26. (Au Guide). Nous avons rapporté dans le temps des faits curieux de manifestations de la part d'un Esprit que nous avons désigné sous le nom du Follet de Bayonne ; connaissez-vous cet Esprit ? - R. Pas particulièrement ; mais j'ai suivi ce que vous avez fait avec lui, et c'est même seulement ainsi que je l'ai connu d'abord.

27. Est-ce un Esprit d'un ordre inférieur ? - R. Inférieur veut-il dire méchant ? Non. Veut-il simplement : pas entièrement bon, peu avancé ? Oui.

28. Nous vous remercions d'avoir bien voulu venir, et des explications que vous nous avez données. - R. A votre service.

Remarque. Cette communication nous offre un complément à ce que nous avons dit dans nos deux articles précédents sur la formation de certains corps par les Esprits. La substance donnée à l'enfant pendant sa maladie était évidemment une substance préparée par eux et qui a eu pour effet de lui rendre la santé. Où en ont-ils puisé les principes ? Dans l'élément universel transformé pour l'usage proposé. Le phénomène si étrange des propriétés transmises par l'action magnétique, problème jusqu'à présent inexpliqué, et sur lequel se sont tant égayés les incrédules, se trouve maintenant résolu. Nous savons en effet que ce ne sont pas seulement les esprits des morts qui agissent, mais que celui des vivants a aussi sa part d'action dans le monde invisible : l'homme à la tabatière nous en a fourni la preuve. Qu'y a-t-il donc d'étonnant à ce que la volonté d'une personne agissant pour le bien puisse opérer une transformation de la matière primitive, et lui donner des propriétés déterminées ? Il y a là, à notre avis, la clef de bien des effets prétendus surnaturels, et dont nous aurons occasion de parler. C'est ainsi que par l'observation nous arrivons à nous rendre compte des choses en faisant la part de la réalité et du merveilleux.
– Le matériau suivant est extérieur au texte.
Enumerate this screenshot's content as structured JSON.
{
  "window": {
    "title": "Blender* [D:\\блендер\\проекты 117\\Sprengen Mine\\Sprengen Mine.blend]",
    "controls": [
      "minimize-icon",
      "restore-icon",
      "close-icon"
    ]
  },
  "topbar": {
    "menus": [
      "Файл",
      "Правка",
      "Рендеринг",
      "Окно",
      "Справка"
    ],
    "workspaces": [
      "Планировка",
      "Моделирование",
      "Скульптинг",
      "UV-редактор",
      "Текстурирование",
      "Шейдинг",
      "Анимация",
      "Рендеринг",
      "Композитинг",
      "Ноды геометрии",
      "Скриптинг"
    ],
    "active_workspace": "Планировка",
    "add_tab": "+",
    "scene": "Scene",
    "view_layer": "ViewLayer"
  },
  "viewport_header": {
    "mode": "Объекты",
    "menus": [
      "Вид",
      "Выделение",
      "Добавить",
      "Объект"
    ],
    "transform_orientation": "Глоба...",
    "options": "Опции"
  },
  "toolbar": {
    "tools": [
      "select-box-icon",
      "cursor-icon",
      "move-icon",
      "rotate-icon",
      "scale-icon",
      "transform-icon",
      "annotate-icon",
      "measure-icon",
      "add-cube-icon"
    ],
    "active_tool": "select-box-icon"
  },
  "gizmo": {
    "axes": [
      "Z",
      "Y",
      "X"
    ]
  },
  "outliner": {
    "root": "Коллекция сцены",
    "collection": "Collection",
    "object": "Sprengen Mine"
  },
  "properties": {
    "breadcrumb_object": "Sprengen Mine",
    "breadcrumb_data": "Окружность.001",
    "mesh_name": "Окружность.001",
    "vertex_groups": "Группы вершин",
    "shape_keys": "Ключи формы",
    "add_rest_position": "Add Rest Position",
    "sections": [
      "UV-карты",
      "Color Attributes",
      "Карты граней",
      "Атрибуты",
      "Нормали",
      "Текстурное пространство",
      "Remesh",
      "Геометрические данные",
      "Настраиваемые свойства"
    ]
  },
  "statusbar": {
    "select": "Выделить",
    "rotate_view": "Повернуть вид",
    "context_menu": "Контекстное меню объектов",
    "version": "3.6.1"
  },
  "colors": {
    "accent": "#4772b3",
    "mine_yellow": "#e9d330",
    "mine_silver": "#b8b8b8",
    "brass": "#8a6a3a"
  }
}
Mais qui dit que cette théorie soit vraie ? Soit ; elle a du moins le mérite d'être rationnelle et parfaitement d'accord avec les faits observés ; si quelque cerveau humain en trouve une qu'il juge plus logique que celle donnée par les Esprits, on les comparera ; on nous saura peut-être un jour gré d'avoir mis sur la voie de l'étude raisonnée du Spiritisme.

« Je voudrais bien, nous disait un jour une personne, avoir ainsi un Esprit servant à mes ordres, à charge même de supporter quelques petites espiègleries de sa part. » C'est une satisfaction dont on jouit souvent sans s'en douter, car tous les Esprits qui nous assistent ne se manifestent pas d'une manière ostensible ; mais ils n'en sont pas moins à nos côtés, et leur influence, pour être occulte, n'en est pas moins réelle.